Besides, 30 min after the injection, although the MPT of MTrS was obviously increased, it was still lower than that of non-MTrS. We inferred C fibers and sympathetic nerves were responsible for this. C fibers participated in the conduction of nociceptive stimuli, increased the sensitivity of MTrSs [29, 3840], and led to decreased MPT of MTrSs [8]. Moreover, sympathetic nerves were indicated to modify MTrS related pain via sympathetic-sensory interactions [10]. Both of them were much less sensitive to TTX than myelinated afferents [32, 37], and therefore, they might be potential reasons for the MPT differences between MTrS and non-MTrS after blocking myelinated afferents. Additionally, MPT of non-MTrS decreased 5 min after the TTX injection, and a likely explanation was that the injection operation might stimulate C fibers.

Although this study demonstrated myelinated afferents affected SEA and mechanical hyperalgesia of MTrSs, the mechanism was still mysterious. We hypothesized the reactions between myelinated afferents and sensitization (both central and peripheral) of MTrSs [7] were responsible for this process. We found that muscle fibers in MTrSs were especially prone to fatigue [42, 43], and these fatigue muscle fibers could enhance input impulses of myelinated afferents [44]. According to the Integrated Trigger Point Hypothesis [1, 2, 6, 7], muscle contractions/cramps within taut bands led to ischemia and energy crisis and induced release of neural active substances and metabolites and resulted in higher sensitivity of MTrSs [2, 6, 7] and higher sensitivity and proliferation of myelinated afferent terminals [1, 7, 30]. The irritability of MTrS is related to SEA [8], while proliferated sensitive myelinated afferents conducted more peripheral nociceptive stimuli to the central nerve system, participated in the development of central sensitization by sprout and phenotypic switch, and induced hyperalgesia of MTrSs [4547]. In addition, increased sympathetic activity and pain intensity were reported at MTrPs, and the sympathetic nerves in muscle spindles were consisted to be related with sensitized myelinated afferents and gave rise to lower pain threshold, higher pain intensity, and increased SEA at MTrPs [10, 11, 13, 14, 41].

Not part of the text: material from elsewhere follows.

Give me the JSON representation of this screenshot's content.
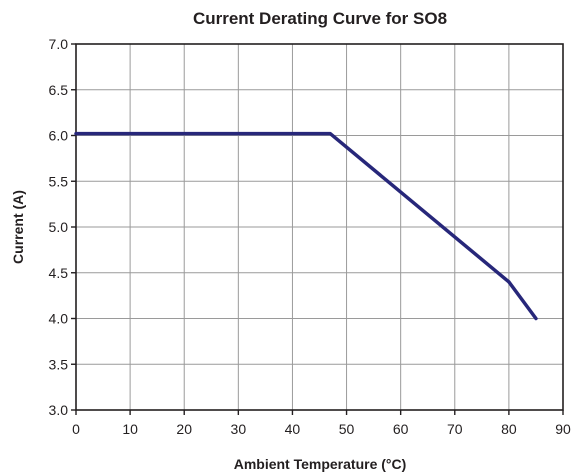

The mechanism of MTrSs is mysterious, and in this study, we found proliferated myelinated afferents modified SEA and mechanical hyperalgesia of MTrSs and proposed a hypothesis of the modulatory mechanism. More studies, such as investigating central sensitization with immunohistochemistry about the nociceptive related receptors in spinal cord, afferent nerve tracing to show their connections and conduction, were already in operation to reveal the exact mechanism.

5. Conclusion

This study demonstrated that MTrSs contained more myelinated afferents than normal healthy tissues, which were associated with pathology of SEA and mechanical hyperalgesia of MTrSs. Nevertheless, how myelinated afferents affect SEA and mechanical hyperalgesia was still uncertain. We hypothesized myelinated afferents affected SEA and mechanical hyperalgesia of MTrSs through central and peripheral sensitization. More studies were already in operation to reveal the exact mechanism.

Conflict of Interests

All the authors have no conflict of interests.

Authors’ Contribution

Yong-Hui Wang and Shou-Wei Yue contributed equally to this work.

Acknowledgments

The study was supported by National Natural Science Foundation of China (no. 81000855; no. 81272155) and Natural Science Foundation of Shandong Province (no. ZR2010HQ021). All animal experiments were performed at the Animal Care Center of the Key Laboratory of Cardiovascular Remodeling and Function Research, Shandong University (Jinan, Shandong, China).